George, M.-A. (2006). The Modern Mulatto: A Comparative Analysis of the Social and Legal Positions of Mulattoes in the Antebellum South and the Intersex in Contemporary America. Columbia Journal of Gender and Law, 15(3). https://doi.org/10.7916/cjgl.v15i3.2528

Abstract

“This case involves the most basic of questions. When is a man a man, and when is a woman a woman? Every schoolchild, even of tender years, is confident he or she can tell the difference, especially if the person is wearing no clothes.”‘ With this opening statement, Judge Harberger, writing the majority opinion in Littleton v. Prange, quickly goes on to demonstrate that this most basic of questions can be more difficult to answer than appears at first glance. The case at issue, which required the court to determine the legal sex of a post-operative transsexual, questioned the basic notion that male and female are fixed, immutable, and oppositional categories. The very premise of the case is an assault on the foundational assumption that sex is a binary and biological phenomenon, which has been overwhelming accepted in contemporary thought. Importantly, these two concepts once underpinned race theory, but were subsequently rejected by both the academic and legal worlds. The same, while examined and critiqued at length in feminist and sexuality theory, has thus far failed to occur in the realm of legal doctrine and social consciousness.

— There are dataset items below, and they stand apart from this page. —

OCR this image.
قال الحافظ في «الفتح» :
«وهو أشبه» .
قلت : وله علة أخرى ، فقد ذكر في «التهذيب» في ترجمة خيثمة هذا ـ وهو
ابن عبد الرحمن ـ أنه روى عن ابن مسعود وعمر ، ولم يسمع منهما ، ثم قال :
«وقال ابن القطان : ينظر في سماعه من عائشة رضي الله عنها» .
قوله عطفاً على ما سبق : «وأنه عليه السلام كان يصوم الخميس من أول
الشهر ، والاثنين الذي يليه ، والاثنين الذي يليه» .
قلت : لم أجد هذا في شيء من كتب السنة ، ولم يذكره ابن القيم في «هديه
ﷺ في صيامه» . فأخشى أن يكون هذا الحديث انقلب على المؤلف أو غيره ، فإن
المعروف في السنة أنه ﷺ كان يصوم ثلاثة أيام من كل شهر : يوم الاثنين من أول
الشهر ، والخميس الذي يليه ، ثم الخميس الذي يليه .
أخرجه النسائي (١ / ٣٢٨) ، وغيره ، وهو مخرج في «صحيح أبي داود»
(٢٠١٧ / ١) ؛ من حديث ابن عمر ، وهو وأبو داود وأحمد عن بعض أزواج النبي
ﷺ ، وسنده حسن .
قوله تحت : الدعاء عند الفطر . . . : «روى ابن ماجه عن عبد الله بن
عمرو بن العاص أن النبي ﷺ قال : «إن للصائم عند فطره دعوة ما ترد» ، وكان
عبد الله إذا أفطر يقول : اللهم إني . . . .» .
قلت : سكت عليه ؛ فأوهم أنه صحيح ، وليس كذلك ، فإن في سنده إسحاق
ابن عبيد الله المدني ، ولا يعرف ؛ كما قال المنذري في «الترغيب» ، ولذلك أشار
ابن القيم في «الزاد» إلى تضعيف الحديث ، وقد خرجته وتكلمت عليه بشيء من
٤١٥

This Article seeks to add to the scholarship that illustrates the way in which sex can be conceptualized in much the same way as race, and may thus be divested of the presumptions of dichotomy and physiology, by comparing the regulation of race in the antebellum period and sex in the modem day. In doing so, it also aims to undermine objections that sex and race are not in fact parallel socio-physiological categories. Specifically, this Article examines the manner in which antebellum mulattoes, whose mixed race challenged the bases for racial hierarchy, were socially and legally made black so as to be folded within the binary on which slavery depended. It then follows this analysis with a consideration of the ways in which the intersex, who are persons with ambiguously sexed genitals, chromosomes, or phenotypes, are physically forced into one sex or the other so as not to cast doubt on the sexual binary necessary to sustain a patriarchal political and social system. Using this comparison as a framework from which to extend its deconstruction of social categories, this Article then turns to an examination of the role of the law in regulating sexual identity, noting how the law has the potential to be used to create sex in much the same way as it was employed to craft race during the antebellum period.